Judge Orders Rutherford County To Stop Arresting And Jailing Kids For Minor Charges

May 18, 2017

Rutherford County is going to have to stop its policy of arresting and detaining children accused of minor crimes, at least for the time being. A federal judge has granted a preliminary injunction in favor of a lawsuit that claims the county has spent years unlawfully detaining juveniles.   

In a written ruling, U.S. District Judge Waverly Crenshaw said Rutherford County is depriving juveniles of their rights. He ordered that the county bring in an outside party to determine whether minors should be detained until a court appearance.  

Kyle Mothershead is one of the lawyers representing the families in the case. He says that for more than a decade, Rutherford County has been "casting a very wide net," when it comes to arresting and detaining juveniles. 

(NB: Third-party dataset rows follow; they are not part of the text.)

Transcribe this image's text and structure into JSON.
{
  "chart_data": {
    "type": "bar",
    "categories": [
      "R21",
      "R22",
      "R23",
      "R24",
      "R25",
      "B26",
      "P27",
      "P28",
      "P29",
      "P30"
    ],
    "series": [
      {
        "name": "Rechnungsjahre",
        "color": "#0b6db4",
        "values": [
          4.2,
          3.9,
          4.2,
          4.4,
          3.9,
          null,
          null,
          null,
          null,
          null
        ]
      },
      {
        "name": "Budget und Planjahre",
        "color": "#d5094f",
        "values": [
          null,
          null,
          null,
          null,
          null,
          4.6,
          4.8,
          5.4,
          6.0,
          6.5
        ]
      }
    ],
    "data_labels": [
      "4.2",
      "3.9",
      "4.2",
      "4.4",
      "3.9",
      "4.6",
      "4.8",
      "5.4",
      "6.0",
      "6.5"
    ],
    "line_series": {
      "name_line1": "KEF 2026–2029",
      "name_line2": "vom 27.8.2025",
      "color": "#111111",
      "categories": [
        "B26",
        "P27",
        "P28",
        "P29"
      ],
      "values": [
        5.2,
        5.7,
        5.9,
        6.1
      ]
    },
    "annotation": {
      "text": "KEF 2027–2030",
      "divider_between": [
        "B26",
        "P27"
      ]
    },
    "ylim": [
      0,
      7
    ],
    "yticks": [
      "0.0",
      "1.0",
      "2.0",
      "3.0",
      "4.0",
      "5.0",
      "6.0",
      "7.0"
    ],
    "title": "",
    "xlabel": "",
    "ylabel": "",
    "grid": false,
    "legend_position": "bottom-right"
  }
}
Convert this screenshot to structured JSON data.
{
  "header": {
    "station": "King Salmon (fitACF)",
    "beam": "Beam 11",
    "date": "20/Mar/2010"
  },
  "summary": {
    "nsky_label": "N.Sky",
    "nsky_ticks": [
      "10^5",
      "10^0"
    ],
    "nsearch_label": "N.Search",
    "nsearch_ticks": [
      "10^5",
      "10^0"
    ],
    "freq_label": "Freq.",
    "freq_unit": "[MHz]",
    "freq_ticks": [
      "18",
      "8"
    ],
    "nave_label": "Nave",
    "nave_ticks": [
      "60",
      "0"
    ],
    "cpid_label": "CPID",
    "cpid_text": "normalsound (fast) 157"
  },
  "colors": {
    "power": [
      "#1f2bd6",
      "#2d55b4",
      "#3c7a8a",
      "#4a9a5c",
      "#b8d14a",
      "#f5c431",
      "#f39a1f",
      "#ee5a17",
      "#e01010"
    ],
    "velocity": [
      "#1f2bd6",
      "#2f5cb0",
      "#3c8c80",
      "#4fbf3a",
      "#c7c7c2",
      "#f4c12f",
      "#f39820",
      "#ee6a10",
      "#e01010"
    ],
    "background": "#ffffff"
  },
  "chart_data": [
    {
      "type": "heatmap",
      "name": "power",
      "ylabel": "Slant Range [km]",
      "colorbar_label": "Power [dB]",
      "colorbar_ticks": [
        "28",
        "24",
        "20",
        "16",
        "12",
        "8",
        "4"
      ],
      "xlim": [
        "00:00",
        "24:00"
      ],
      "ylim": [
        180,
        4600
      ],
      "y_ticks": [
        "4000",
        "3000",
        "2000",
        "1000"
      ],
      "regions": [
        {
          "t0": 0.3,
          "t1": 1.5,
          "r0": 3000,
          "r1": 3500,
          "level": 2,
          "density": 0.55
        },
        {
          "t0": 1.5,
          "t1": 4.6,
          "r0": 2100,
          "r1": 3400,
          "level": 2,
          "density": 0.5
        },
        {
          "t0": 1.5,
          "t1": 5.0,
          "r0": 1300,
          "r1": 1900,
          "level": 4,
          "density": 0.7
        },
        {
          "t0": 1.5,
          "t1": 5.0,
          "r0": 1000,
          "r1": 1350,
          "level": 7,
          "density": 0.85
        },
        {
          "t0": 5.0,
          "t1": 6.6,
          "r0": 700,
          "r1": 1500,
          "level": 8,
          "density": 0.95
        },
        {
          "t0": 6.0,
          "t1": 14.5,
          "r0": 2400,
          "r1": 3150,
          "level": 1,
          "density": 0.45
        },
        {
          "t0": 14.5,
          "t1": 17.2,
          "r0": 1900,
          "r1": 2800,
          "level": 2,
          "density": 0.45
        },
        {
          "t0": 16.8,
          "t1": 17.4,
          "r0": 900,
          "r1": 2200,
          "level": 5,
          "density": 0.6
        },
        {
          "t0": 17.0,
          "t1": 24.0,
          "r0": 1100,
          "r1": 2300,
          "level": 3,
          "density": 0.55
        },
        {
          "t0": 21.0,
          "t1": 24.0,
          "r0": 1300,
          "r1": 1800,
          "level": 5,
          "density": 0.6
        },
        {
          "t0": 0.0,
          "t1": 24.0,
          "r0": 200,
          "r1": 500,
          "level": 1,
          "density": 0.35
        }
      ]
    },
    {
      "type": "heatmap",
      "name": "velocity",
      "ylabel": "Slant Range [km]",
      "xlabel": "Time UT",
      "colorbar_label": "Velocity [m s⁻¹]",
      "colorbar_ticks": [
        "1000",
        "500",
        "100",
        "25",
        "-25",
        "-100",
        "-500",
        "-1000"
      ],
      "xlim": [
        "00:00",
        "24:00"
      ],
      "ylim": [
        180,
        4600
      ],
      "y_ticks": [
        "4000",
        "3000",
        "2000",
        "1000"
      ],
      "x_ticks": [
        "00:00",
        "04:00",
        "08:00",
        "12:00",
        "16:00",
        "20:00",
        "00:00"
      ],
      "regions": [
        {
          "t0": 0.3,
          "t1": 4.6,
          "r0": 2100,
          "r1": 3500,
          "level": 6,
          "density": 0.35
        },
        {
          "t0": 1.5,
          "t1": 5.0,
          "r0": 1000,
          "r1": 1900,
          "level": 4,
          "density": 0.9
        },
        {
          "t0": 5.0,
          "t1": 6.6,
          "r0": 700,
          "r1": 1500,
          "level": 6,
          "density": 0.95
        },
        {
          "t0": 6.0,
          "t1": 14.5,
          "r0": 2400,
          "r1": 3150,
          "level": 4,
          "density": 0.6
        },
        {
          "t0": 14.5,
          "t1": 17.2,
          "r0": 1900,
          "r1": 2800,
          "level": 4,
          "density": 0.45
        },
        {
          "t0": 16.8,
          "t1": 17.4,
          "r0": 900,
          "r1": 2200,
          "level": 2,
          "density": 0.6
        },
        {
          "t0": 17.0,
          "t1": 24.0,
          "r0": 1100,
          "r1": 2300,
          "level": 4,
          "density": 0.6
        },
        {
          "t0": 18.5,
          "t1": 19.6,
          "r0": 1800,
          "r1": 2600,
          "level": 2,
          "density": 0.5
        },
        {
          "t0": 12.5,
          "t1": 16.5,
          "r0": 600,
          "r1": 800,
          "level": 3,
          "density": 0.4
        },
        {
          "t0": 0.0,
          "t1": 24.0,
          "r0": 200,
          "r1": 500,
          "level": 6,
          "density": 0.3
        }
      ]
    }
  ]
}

"[For] minor, misdemeanor offenses, kids have been put in jail for days or even sometimes longer. When the law says they should not be put in jail for it at all," Mothershead says. 

An annual report shows Rutherford County’s juvenile detention rate is nearly 10 times higher than the statewide average.  

The roots of this aggressive policy can be traced back to a 2003 memo issued by juvenile court judge Donna Davenport. That memo has been interpreted to mean that after a summons is issued, law enforcement must always make a physical arrest and take that child to the detention center. In turn, the suit alleges that the county has created its own rogue system for incarcerating minors — one that has a much lower threshold than what’s outlined by state law.

"Tennessee law is extremely protective of children when it comes to putting them in jail," Mothershead says. "Generally speaking, kids don’t belong in jail."

However, in Rutherford County, Mothershead says it’s possible that thousands of kids have been illegally detained. Some of the plaintiffs in this case include Hobgood Elementary students who were arrested at school last year for an off-campus bullying incident.

An attorney for Rutherford County said it will comply with the judge’s order to halt the county’s current policy of detaining juveniles for misdemeanors and other minor infractions.